In between the good and the bad is Miles, a hapless enabler in IT who I only found out had red dreadlocks at the very end of the book and for a really embarrassing length of time I actually thought was the same person as Griff and I don’t know why, because their names and plots were completely different but there you go. Look, full disclosure, I’m bad at this. If I’d registered the red dreadlocks, I definitely would have been able to distinguish them better from the get-go. Anyway Miles is in control of Lokner’s computer systems, essentially making him a God to the entire converted-to-data posthuman subspecies. He does just hysterically little with this fact.

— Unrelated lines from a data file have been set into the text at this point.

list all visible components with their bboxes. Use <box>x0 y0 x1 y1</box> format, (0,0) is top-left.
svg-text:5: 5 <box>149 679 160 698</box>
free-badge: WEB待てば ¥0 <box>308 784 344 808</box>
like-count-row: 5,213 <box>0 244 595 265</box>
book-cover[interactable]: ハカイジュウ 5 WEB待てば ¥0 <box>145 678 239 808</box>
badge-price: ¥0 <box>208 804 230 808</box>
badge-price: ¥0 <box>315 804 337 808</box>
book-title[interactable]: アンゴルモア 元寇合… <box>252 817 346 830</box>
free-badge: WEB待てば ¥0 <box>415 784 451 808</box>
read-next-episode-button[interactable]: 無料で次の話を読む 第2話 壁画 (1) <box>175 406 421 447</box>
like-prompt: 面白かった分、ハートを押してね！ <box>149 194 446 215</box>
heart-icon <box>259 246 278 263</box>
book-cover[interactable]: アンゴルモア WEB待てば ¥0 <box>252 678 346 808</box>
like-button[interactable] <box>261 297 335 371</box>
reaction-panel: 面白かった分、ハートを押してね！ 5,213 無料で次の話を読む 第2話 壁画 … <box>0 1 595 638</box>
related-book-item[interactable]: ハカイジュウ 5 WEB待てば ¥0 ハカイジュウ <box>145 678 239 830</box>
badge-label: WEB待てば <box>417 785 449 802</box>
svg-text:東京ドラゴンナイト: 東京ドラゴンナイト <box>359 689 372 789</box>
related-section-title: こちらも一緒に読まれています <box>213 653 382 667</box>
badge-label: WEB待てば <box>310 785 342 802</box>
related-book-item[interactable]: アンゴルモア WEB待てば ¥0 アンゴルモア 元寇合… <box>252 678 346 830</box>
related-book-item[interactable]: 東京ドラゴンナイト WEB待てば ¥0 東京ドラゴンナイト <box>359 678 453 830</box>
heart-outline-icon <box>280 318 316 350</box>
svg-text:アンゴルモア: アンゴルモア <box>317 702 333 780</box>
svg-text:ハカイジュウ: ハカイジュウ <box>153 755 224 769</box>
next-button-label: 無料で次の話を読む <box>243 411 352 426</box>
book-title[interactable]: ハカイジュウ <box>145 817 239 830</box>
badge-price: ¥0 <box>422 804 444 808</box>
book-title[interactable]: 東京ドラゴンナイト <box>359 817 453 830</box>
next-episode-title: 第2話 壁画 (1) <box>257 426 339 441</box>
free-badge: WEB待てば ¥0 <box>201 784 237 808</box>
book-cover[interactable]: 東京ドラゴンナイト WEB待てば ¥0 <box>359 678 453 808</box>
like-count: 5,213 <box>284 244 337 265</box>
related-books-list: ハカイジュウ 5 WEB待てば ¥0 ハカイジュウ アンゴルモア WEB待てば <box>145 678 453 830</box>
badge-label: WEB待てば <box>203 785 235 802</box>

Then there’s 88, an autistic kid who’s been scanned into the system and set to manage a mafia syndicate’s bank accounts, and who immediately infiltrates cyberspace and demolishes the planet. Which made me actually laugh out loud, it’s so great.
What does it all mean?
Nothing, really. Things are meaningless, non-sequential, utterly chaotic, and end in a spectacular explosive clusterfuck. And that’s okay.
Sex-o-meter
Two of our characters have one (1) sex. There’s a bit too much of everything else going on for there to be much time for it, but they make the time and I can’t but admire them for that. Resource management at its finest. Still, I give Ghosts of Tomorrow a Robocop reboot movie out of a possible Bob Morton cocaine party with a side-order of that dude who gets covered in toxic waste and explodes into gooey paste when he gets run over.
Gore-o-meter
They might come gorier than this, but you’d have to really be trying. Fletcher is something of a known butcher in indie grimdark, so it was without much surprise that I found this one suitably violent. Four-and-a-half flesh-gobbets out of a possible five. With a side-order of that dude who gets covered in toxic waste and explodes into gooey paste when he gets run over.
WTF-o-meter
I remain confused as to how this world order even came to pass, and how it managed to last even as long as it did without the precise cataclysm that happened in this book happening. I’m also baffled, but also greatly entertained, by the fact that what I would have thought was the actual point of the story – the absolute and total demolition of the planet’s data and communications infrastructure and humanity’s plunge back into the early industrial age – was really just a by-the-way sideline going on while Archaeidae was changing clothes and checking himself out. This book gets an Archaeidae, out of a possible character that figure on the cover could have been, on the WTF-o-meter. No dude who gets covered in toxic waste and explodes into gooey paste when he gets run over on this one.
Final Verdict
Very fun, and with some interesting and depressing things to say about human nature, consciousness and mortality tucked away cunningly amidst the decapitations and high-speed gunfights. At the risk of this review becoming dated let me just wish Fletcher and his hilarious fourteen-year-old cosplay-goals cyber-lad well in SPSFC2! Three stars on the Amazon / Goodreads scale for Ghosts of Tomorrow.